Tunnel Machine Set To Dig Under Seattle -- But It's Not Bertha
A tunnel machine is set to resume digging beneath the streets of Seattle in June. This machine isn't named Bertha.
The ceremony at a construction site next to I-5 had all the usual ingredients. Speeches by elected officials.
A battery of TV cameras. And a christening of the newly refurbished tunnel machine.
Sound Transit celebrated the imminent launch of the machine that will dig a light-rail tunnel nearly four miles, from Northgate down to Husky Stadium on the UW campus. They call this machine Brenda.
None of the speeches mentioned the city's most famous, or infamous, tunnel-boring machine. Bertha remains broken down beneath the Seattle waterfront. It's not expected to resume digging until March of next year.
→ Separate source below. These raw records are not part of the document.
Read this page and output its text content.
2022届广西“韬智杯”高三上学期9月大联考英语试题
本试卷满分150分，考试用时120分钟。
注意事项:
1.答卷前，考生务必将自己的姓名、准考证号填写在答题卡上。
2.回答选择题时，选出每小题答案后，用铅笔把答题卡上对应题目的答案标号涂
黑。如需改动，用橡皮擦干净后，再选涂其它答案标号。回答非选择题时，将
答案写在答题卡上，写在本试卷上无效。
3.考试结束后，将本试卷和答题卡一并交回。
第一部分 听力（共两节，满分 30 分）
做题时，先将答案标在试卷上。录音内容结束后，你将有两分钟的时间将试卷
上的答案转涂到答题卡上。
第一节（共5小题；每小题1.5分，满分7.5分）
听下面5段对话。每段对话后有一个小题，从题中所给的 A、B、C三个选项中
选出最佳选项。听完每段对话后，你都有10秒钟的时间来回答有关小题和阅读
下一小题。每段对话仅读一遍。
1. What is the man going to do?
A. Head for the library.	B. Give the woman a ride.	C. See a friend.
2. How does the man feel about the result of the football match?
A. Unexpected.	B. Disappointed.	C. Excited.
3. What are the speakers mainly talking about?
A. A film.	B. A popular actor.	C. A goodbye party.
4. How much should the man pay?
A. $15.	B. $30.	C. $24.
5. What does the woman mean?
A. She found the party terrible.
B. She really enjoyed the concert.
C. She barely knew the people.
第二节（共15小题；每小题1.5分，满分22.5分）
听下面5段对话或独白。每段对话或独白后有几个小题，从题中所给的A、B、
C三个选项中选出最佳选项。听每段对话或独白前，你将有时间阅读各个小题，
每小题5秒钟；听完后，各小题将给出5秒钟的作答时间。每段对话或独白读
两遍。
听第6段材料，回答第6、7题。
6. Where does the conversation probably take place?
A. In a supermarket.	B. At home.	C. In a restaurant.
Sound Transit officials said they don't expect a similar fate to befall Brenda, since it's already proven itself digging from Capitol Hill to downtown.
"I think we've got a real experienced team and an experienced technology," said Paul Roberts, an Everett City Councilman and vice chair of Sound Transit. " We're excited and looking forward to staying on schedule and on budget."
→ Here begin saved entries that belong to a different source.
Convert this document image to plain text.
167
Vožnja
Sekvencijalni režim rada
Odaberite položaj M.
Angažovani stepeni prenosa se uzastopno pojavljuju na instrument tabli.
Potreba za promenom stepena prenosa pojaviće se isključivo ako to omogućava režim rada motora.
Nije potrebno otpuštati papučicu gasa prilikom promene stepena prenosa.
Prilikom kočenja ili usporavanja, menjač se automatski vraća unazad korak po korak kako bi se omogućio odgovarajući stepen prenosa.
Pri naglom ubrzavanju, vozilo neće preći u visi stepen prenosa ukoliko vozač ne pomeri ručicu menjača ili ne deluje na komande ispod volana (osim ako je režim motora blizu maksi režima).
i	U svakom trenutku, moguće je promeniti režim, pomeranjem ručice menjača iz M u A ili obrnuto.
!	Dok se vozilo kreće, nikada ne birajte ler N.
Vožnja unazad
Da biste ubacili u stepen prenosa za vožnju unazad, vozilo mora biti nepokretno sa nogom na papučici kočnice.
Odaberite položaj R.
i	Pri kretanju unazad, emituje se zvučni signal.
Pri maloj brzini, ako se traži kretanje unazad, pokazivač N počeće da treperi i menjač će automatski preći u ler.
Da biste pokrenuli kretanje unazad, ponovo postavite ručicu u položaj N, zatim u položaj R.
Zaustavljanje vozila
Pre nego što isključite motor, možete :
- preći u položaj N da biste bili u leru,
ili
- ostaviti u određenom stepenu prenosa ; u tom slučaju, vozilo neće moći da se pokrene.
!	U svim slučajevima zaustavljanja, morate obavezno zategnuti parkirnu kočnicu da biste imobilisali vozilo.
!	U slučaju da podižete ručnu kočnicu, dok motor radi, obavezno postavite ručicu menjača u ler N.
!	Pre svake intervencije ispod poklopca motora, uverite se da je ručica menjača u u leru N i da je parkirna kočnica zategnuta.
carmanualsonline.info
It was a year-and-a-half ago that Washington state officials enjoyed a similar ceremony in Japan. They celebrated the completion of the world's largest tunnel machine. Chris Dixon, the head of the project for Seattle Tunnel Partners spoke with an industry publication called Tunnel Talk.
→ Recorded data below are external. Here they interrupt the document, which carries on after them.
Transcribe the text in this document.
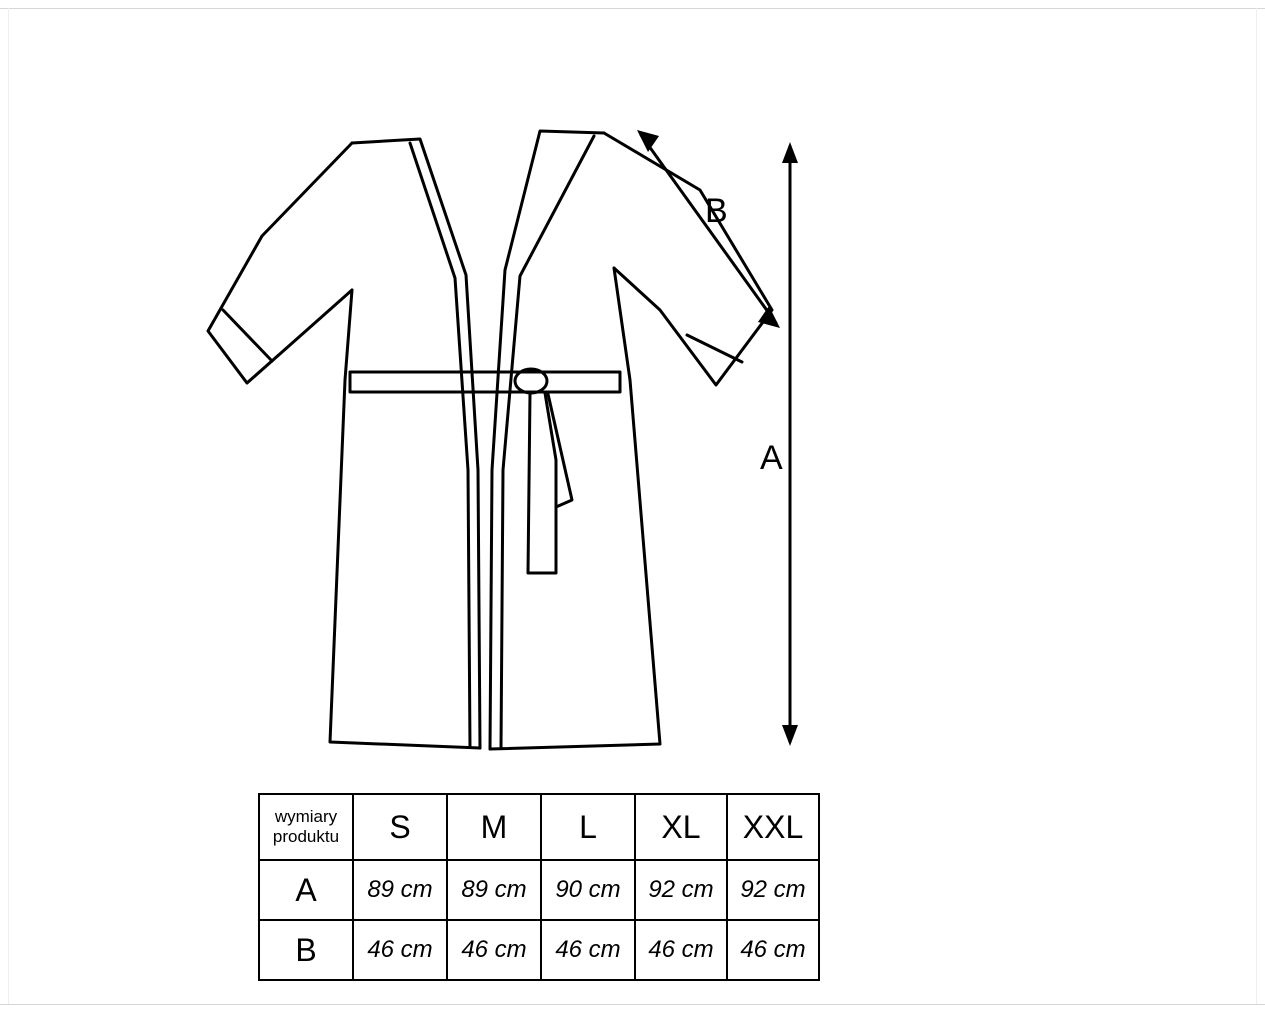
A
B
wymiary
produktu	S	M	L	XL	XXL
A	89 cm	89 cm	90 cm	92 cm	92 cm
B	46 cm	46 cm	46 cm	46 cm	46 cm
"Our target completion date on our target schedule is the 21st of July 2014, so almost 14 months of tunneling,” said Dixon.
Bertha hasn't come close to the schedule that Dixon laid out in Japan.
It started a couple months late and lost another month to a longshoreman's strike. Bertha broke down in December, and officials expect it to be on its underground staycation for a total of 16 months.
Seattle Tunnel Partners have asked Washington DOT to pay nearly $190 million in extra costs. State officials say they have rejected 80% of those cost overruns and are reviewing the rest.
So far, Sound Transit's newly christened machine has a better track record than Bertha's: Bertha broke down after just a thousand feet of drilling. The much skinnier Brenda has dug two-miles already under Capitol Hill. Sound Transit officials say it finished ahead of schedule and under budget.